Transcript
BROOKE GLADSTONE: Now Russell Mokhiber as we mentioned has made a career of annoying Ari Fleischer. Let's play this clip of him harassing the press secretary about stepping down.
RUSSELL MOKHIBER: I was wondering is there anything President Bush has done as president that made you think even for a moment that you would resign as a matter of conscience.
ARI FLEISCHER: No.
RUSSELL MOKHIBER: Not for a moment.
ARI FLEISCHER: Not for a moment. Why should there be?
BROOKE GLADSTONE: Russell Mokhiber is the editor of the Washington, DC based Corporate Crime Reporter and he joins us now. Welcome to the show.
RUSSELL MOKHIBER: Thank you.
BROOKE GLADSTONE: Now, I understand that one thing that you particularly object to is how closely Fleischer enforces the policy regarding the conduct of the media at the daily press briefings. Do you try and just sort of disrupt this protocol because you find it too constraining?
RUSSELL MOKHIBER: No, actually he does. There are 8 rows in the press briefing room. And he says that he doesn't want to go out of order. But often when he doesn't like a question that was asked by a reporter from a previous day or previous week, he'll violate his own rule and just skip over the reporter even though the reporter has his or her hand up and wants to ask a question.
So there's a number of ways that he can get around a reporter asking a question. One is just to skip over them. Another is to leave the reporter waiting at the gate outside, which has happened to me on many occasions. You know, something's wrong with the computer - you're not being cleared in.
And the third way is just to prohibit reporters' access.
BROOKE GLADSTONE: This hasn't happened just to you though, has it, this sort of selective exclusion?

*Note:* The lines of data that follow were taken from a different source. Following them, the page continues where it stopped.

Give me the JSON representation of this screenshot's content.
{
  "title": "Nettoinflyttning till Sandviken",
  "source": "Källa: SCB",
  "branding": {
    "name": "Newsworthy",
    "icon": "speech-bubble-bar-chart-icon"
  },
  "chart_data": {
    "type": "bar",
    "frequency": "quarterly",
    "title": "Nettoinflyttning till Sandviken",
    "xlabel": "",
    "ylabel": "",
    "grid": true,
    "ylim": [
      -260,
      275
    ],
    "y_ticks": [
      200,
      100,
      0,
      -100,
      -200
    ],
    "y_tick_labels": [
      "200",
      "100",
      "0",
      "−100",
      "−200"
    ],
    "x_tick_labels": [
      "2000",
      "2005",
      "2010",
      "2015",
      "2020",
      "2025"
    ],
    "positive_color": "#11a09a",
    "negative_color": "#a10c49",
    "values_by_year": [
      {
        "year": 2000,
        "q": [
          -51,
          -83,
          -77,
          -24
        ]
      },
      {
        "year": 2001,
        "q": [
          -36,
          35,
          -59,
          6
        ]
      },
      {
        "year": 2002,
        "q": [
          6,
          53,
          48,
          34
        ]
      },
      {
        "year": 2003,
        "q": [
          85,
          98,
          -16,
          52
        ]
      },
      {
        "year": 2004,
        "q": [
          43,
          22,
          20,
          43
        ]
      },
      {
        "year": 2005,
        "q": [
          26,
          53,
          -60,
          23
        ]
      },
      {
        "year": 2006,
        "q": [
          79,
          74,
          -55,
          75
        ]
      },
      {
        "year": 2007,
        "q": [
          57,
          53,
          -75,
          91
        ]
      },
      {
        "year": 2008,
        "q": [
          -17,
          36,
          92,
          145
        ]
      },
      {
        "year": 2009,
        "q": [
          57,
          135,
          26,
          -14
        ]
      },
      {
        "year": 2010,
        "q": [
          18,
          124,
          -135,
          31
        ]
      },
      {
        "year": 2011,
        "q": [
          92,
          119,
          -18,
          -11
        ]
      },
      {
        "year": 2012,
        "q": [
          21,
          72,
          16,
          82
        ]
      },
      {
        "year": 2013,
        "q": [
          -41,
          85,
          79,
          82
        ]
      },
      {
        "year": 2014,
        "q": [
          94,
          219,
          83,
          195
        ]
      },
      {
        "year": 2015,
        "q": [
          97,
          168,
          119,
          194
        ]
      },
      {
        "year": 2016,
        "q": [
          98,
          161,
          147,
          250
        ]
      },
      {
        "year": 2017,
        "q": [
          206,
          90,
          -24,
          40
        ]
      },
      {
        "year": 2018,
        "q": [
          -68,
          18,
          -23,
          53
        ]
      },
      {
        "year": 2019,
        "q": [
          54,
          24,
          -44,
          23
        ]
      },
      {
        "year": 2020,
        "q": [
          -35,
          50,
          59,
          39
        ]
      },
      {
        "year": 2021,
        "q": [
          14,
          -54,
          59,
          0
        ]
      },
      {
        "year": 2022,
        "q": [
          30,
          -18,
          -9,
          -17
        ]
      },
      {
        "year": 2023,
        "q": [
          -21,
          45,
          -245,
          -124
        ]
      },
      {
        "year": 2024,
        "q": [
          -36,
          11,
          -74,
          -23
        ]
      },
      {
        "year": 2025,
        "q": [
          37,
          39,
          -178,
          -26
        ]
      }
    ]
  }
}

RUSSELL MOKHIBER: Ari knows when the press briefing is being broadcast on CNN and on the major cable networks, so I think often that's when it happens. When the cable networks are on and carrying the event live, he will skip over reporters that he knows will give him a hard time.
BROOKE GLADSTONE: It's known that Ari has not shrunk from warning reporters when they've stepped over the line. Have you ever come under that kind of pressure or scrutiny?
RUSSELL MOKHIBER: When I first started covering the White House he called me and he, he said that he felt that my questions portrayed the president as being affiliated with criminals and white collar crooks, and I told him well - I'm the editor of a publication called Corporate Crime Reporter - this is my beat.
That was a way that he was trying to send me a message. Subsequently I went through this whole ordeal where he in fact banned me for a couple months and when I got in - you know -just skipped over me when he didn't want to deal with it.
BROOKE GLADSTONE: So now that your adversary is stepping down --are you going to miss him, even a little bit?
RUSSELL MOKHIBER: Well, what we can say about Ari is that he's very good at what he does, which is be the minister of disinformation and make sure that reporters don't get to him. And I think it can be said that reporters never really got to him. So-- I can't [LAUGHS] say that it's a sad day that he's going but on the other hand, his successor's going to have a more difficult time with the White House press, and I think that was shown when Scott McClellan, his perhaps-successor, briefed the press corps when he was gone last Friday, and the press were starting to jump all over him.
My wife, when I told her this, thought that it was like when the substitute teacher takes over and the kids just gang up on the substitute -- that's going to be happening, because-- no one's going to be able to fill his shoes.
BROOKE GLADSTONE: Well thank you very much.
RUSSELL MOKHIBER: Thank you.
BROOKE GLADSTONE: Russell Mokhiber is the editor of the Washington, DC based Corporate Crime Reporter, and despite his best efforts, he never "got" to Ari Fleischer.